Yummy goop, though. 🙂

Recipe: https://www.epicurious.com/…/best-cocoa-brownies-108346

Making Mango Fluff

Mango fluff recipe is over at the Serendib Kitchen blog: https://serendibkitchen.com/…/mango-lime-pineapple-fluff/

Along with a video of me and Kavi making it together:

https://serendibkitchen.com/2020/04/13/mango-fluff-2/

Kavi made this for me for…Mother’s Day? Something not so long ago. Very kid-friendly recipe.

I’ll note that you can totally use vegetarian gelatin for this. I haven’t been able to get vegetarian gelatin to set well enough for actual marshmallows yet, but it works fine for fluff.

I’m not sure how to make it vegan — I’d need a substitute for the Cool Whip, which has skimmed milk in it. I’m guessing you can whip coconut milk? I should try that sometime soon; if I can, then I can include it in the Vegan Serendib cookbook.

More of a Family Party

Mango fluff all done, although if I get a chance to cut up some fresh mango and use it to decorate the top I will — there’s crushed pineapple in there already, but fresh mango will make it a) tastier and b) prettier.

It’s also a little disconcerting not having all my pretty serveware, but I’m cooking at Jed’s and then transiting up to Alex and Christa’s, so I decided that foil trays really were the better part of valor here. I’m sure they have some pretty serveware I can use, but since I have to transport anyway, foil trays are just practical as heck.
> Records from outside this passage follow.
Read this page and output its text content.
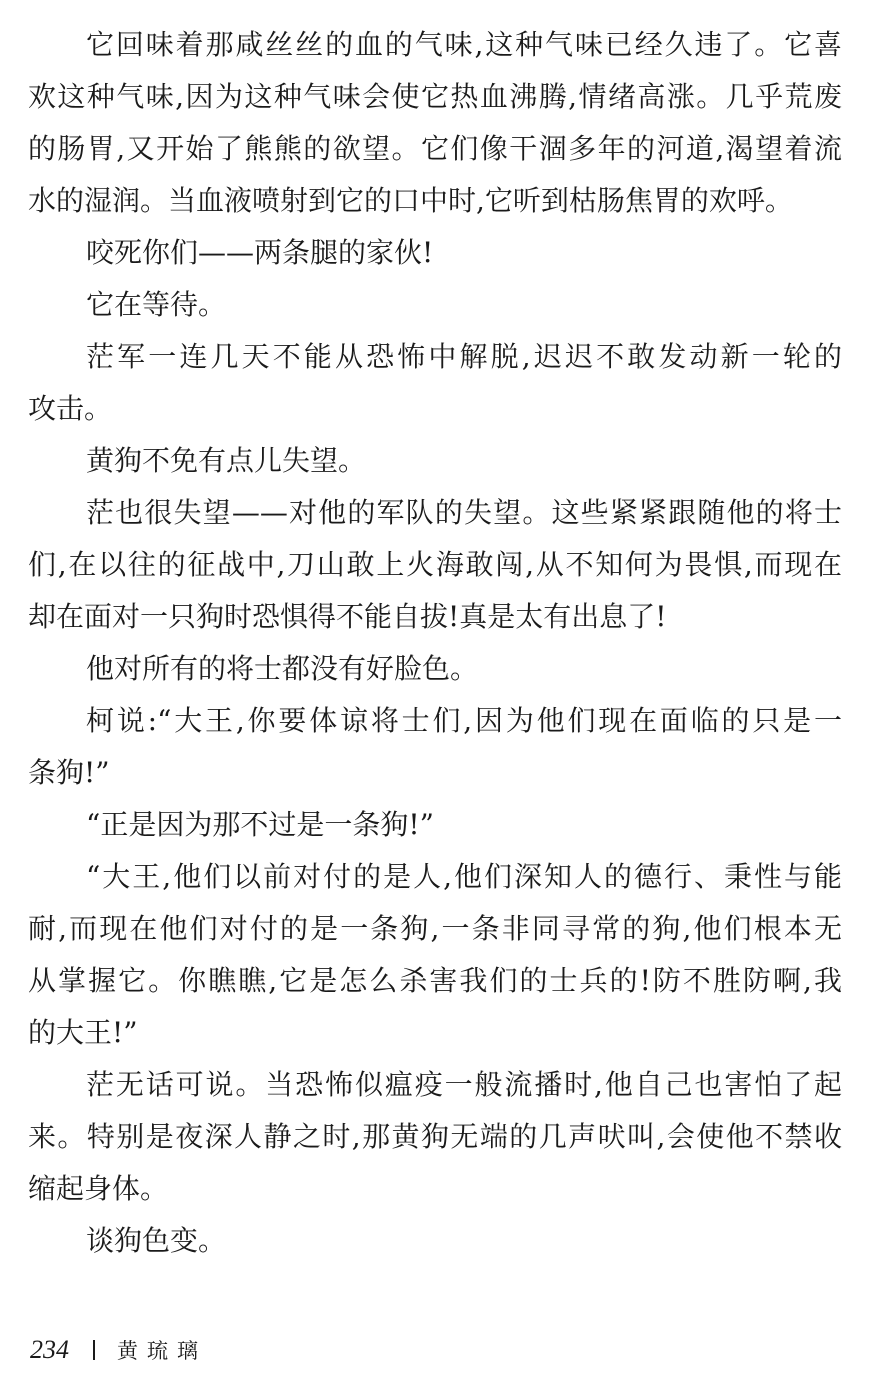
它回味着那咸丝丝的血的气味,这种气味已经久违了。它喜
欢这种气味,因为这种气味会使它热血沸腾,情绪高涨。几乎荒废
的肠胃,又开始了熊熊的欲望。它们像干涸多年的河道,渴望着流
水的湿润。当血液喷射到它的口中时,它听到枯肠焦胃的欢呼。
咬死你们——两条腿的家伙!
它在等待。
茫军一连几天不能从恐怖中解脱,迟迟不敢发动新一轮的
攻击。
黄狗不免有点儿失望。
茫也很失望——对他的军队的失望。这些紧紧跟随他的将士
们,在以往的征战中,刀山敢上火海敢闯,从不知何为畏惧,而现在
却在面对一只狗时恐惧得不能自拔!真是太有出息了!
他对所有的将士都没有好脸色。
柯说:“大王,你要体谅将士们,因为他们现在面临的只是一
条狗!”
“正是因为那不过是一条狗!”
“大王,他们以前对付的是人,他们深知人的德行、秉性与能
耐,而现在他们对付的是一条狗,一条非同寻常的狗,他们根本无
从掌握它。你瞧瞧,它是怎么杀害我们的士兵的!防不胜防啊,我
的大王!”
茫无话可说。当恐怖似瘟疫一般流播时,他自己也害怕了起
来。特别是夜深人静之时,那黄狗无端的几声吠叫,会使他不禁收
缩起身体。
谈狗色变。
234 黄琉璃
This is more of a family party than a formal party. 🙂

A Willingness to Chop Onions

Me: Sweetie, are you going to be up for a while?

Jed: Another hour or two.

Me: Can you dice five onions and slice five shallots so I have them ready to cook with in the morning?

Jed: Sure!

Reader, if you suspect that a common thread in my partners is their willingness to chop masses of onions for me, you would not be wrong.